Correlation Between Bunge and Grocery Outlet
Can any of the company-specific risk be diversified away by investing in both Bunge and Grocery Outlet at the same time? Although using a correlation coefficient on its own may not help to predict future stock returns, this module helps to understand the diversifiable risk of combining Bunge and Grocery Outlet into the same portfolio, which is an essential part of the fundamental portfolio management process.
By analyzing existing cross correlation between Bunge Limited and Grocery Outlet Holding, you can compare the effects of market volatilities on Bunge and Grocery Outlet and check how they will diversify away market risk if combined in the same portfolio for a given time horizon. You can also utilize pair trading strategies of matching a long position in Bunge with a short position of Grocery Outlet. Check out your portfolio center. Please also check ongoing floating volatility patterns of Bunge and Grocery Outlet.
Diversification Opportunities for Bunge and Grocery Outlet
-0.02 | Correlation Coefficient |
Good diversification
The 3 months correlation between Bunge and Grocery is -0.02. Overlapping area represents the amount of risk that can be diversified away by holding Bunge Limited and Grocery Outlet Holding in the same portfolio, assuming nothing else is changed. The correlation between historical prices or returns on Grocery Outlet Holding and Bunge is a relative statistical measure of the degree to which these equity instruments tend to move together. The correlation coefficient measures the extent to which returns on Bunge Limited are associated (or correlated) with Grocery Outlet. Values of the correlation coefficient range from -1 to +1, where. The correlation of zero (0) is possible when the price movement of Grocery Outlet Holding has no effect on the direction of Bunge i.e., Bunge and Grocery Outlet go up and down completely randomly.
Pair Corralation between Bunge and Grocery Outlet
Allowing for the 90-day total investment horizon Bunge Limited is expected to generate 0.43 times more return on investment than Grocery Outlet. However, Bunge Limited is 2.34 times less risky than Grocery Outlet. It trades about -0.47 of its potential returns per unit of risk. Grocery Outlet Holding is currently generating about -0.5 per unit of risk. If you would invest 8,891 in Bunge Limited on September 28, 2024 and sell it today you would lose (1,053) from holding Bunge Limited or give up 11.84% of portfolio value over 90 days.
Time Period | 3 Months [change] |
Direction | Moves Against |
Strength | Insignificant |
Accuracy | 100.0% |
Values | Daily Returns |
Bunge Limited vs. Grocery Outlet Holding
Performance |
Timeline |
Bunge Limited |
Grocery Outlet Holding |
Bunge and Grocery Outlet Volatility Contrast
Predicted Return Density |
Returns |
Pair Trading with Bunge and Grocery Outlet
The main advantage of trading using opposite Bunge and Grocery Outlet positions is that it hedges away some unsystematic risk.

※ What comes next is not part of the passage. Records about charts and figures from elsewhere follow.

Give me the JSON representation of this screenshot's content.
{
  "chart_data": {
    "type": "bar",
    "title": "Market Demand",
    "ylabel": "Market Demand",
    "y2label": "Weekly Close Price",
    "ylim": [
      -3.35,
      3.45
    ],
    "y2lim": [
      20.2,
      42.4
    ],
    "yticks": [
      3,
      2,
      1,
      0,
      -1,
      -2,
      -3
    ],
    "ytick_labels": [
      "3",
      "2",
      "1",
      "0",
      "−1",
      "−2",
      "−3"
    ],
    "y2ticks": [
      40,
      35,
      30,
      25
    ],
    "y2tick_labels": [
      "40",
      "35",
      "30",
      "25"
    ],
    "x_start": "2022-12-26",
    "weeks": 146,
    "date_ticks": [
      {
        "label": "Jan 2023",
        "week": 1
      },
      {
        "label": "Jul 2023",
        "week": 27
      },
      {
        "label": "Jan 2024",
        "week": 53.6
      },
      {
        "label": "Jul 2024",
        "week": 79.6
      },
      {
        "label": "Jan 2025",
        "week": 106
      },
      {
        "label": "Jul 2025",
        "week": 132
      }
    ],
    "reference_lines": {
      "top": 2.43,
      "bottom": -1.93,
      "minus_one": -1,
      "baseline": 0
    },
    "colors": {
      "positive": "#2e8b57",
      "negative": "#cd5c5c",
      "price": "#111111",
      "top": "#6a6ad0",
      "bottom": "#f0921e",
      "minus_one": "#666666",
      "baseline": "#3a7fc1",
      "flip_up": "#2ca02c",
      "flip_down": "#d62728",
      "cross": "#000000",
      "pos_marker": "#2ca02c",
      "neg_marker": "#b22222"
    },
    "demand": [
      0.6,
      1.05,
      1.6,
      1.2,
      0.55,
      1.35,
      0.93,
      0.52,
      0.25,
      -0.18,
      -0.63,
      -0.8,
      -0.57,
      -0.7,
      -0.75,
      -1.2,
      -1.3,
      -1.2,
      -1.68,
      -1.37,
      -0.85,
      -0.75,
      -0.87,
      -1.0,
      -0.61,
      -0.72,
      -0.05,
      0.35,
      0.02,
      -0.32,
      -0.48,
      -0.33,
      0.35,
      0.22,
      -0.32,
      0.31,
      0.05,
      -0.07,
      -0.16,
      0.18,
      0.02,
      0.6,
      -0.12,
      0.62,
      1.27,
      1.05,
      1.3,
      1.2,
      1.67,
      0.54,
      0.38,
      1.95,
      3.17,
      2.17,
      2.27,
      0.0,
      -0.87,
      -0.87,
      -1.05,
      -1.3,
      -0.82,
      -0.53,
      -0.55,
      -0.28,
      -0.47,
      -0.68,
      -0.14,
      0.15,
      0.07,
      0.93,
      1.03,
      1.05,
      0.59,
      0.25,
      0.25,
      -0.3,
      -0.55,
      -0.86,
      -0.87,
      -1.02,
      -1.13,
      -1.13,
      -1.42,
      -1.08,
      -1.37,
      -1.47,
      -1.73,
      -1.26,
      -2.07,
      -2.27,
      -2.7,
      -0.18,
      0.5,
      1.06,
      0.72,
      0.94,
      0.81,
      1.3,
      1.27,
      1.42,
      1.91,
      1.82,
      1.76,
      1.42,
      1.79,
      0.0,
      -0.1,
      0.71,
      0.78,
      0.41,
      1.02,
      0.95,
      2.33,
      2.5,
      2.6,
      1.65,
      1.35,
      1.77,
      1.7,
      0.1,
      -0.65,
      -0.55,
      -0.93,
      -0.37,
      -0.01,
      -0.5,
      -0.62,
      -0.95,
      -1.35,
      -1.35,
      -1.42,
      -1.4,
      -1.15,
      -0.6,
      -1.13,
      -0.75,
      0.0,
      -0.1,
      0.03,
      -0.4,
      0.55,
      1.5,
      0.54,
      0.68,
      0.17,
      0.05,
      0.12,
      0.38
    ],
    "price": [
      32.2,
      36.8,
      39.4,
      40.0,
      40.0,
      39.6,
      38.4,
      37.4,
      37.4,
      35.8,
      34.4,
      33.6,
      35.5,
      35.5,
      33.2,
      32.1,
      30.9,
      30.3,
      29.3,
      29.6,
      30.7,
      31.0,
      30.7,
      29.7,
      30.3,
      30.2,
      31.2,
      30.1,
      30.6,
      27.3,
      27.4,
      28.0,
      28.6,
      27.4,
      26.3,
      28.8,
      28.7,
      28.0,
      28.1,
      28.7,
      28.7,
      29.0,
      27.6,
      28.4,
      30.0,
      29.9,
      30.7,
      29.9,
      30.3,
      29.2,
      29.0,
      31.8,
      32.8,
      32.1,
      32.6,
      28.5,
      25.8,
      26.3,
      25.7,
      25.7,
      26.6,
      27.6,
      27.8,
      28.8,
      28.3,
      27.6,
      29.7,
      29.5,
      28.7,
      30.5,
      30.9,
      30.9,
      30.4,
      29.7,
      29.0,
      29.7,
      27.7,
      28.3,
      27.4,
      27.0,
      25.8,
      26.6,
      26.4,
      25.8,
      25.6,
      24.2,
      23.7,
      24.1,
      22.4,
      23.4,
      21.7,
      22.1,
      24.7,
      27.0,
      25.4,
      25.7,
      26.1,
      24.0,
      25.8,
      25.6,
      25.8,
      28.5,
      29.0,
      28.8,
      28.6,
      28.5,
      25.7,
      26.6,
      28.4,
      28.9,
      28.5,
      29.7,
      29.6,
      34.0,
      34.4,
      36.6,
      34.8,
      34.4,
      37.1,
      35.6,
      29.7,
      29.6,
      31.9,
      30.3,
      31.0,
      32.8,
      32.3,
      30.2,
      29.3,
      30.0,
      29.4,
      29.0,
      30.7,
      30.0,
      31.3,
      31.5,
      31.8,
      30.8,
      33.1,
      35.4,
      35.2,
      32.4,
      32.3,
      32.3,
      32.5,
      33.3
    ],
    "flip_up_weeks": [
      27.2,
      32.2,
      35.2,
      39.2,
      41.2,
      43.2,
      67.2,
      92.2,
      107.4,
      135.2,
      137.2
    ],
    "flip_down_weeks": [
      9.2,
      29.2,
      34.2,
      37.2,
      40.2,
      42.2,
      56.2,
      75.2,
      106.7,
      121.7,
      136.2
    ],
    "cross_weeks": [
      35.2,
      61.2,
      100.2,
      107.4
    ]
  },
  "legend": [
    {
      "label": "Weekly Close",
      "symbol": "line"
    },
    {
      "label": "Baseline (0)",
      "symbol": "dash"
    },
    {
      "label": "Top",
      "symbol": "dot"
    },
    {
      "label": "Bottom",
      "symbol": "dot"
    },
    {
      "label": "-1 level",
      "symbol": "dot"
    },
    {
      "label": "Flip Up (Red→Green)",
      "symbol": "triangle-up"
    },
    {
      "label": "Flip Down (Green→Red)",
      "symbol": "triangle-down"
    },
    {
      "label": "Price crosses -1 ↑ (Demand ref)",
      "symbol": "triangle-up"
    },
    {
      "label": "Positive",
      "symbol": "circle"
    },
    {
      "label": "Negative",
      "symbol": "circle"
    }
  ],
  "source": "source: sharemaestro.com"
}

Because of two separate transactions, even if Bunge position performs unexpectedly, Grocery Outlet can make up some of the losses. Pair trading also minimizes risk from directional movements in the market. For example, if an entire industry or sector drops because of unexpected headlines, the short position in Grocery Outlet will offset losses from the drop in Grocery Outlet's long position.Bunge vs. Kellanova | Bunge vs. Lamb Weston Holdings | Bunge vs. Altria Group | Bunge vs. Philip Morris International |
Check out your portfolio center.Note that this page's information should be used as a complementary analysis to find the right mix of equity instruments to add to your existing portfolios or create a brand new portfolio. You can also try the Money Managers module to screen money managers from public funds and ETFs managed around the world.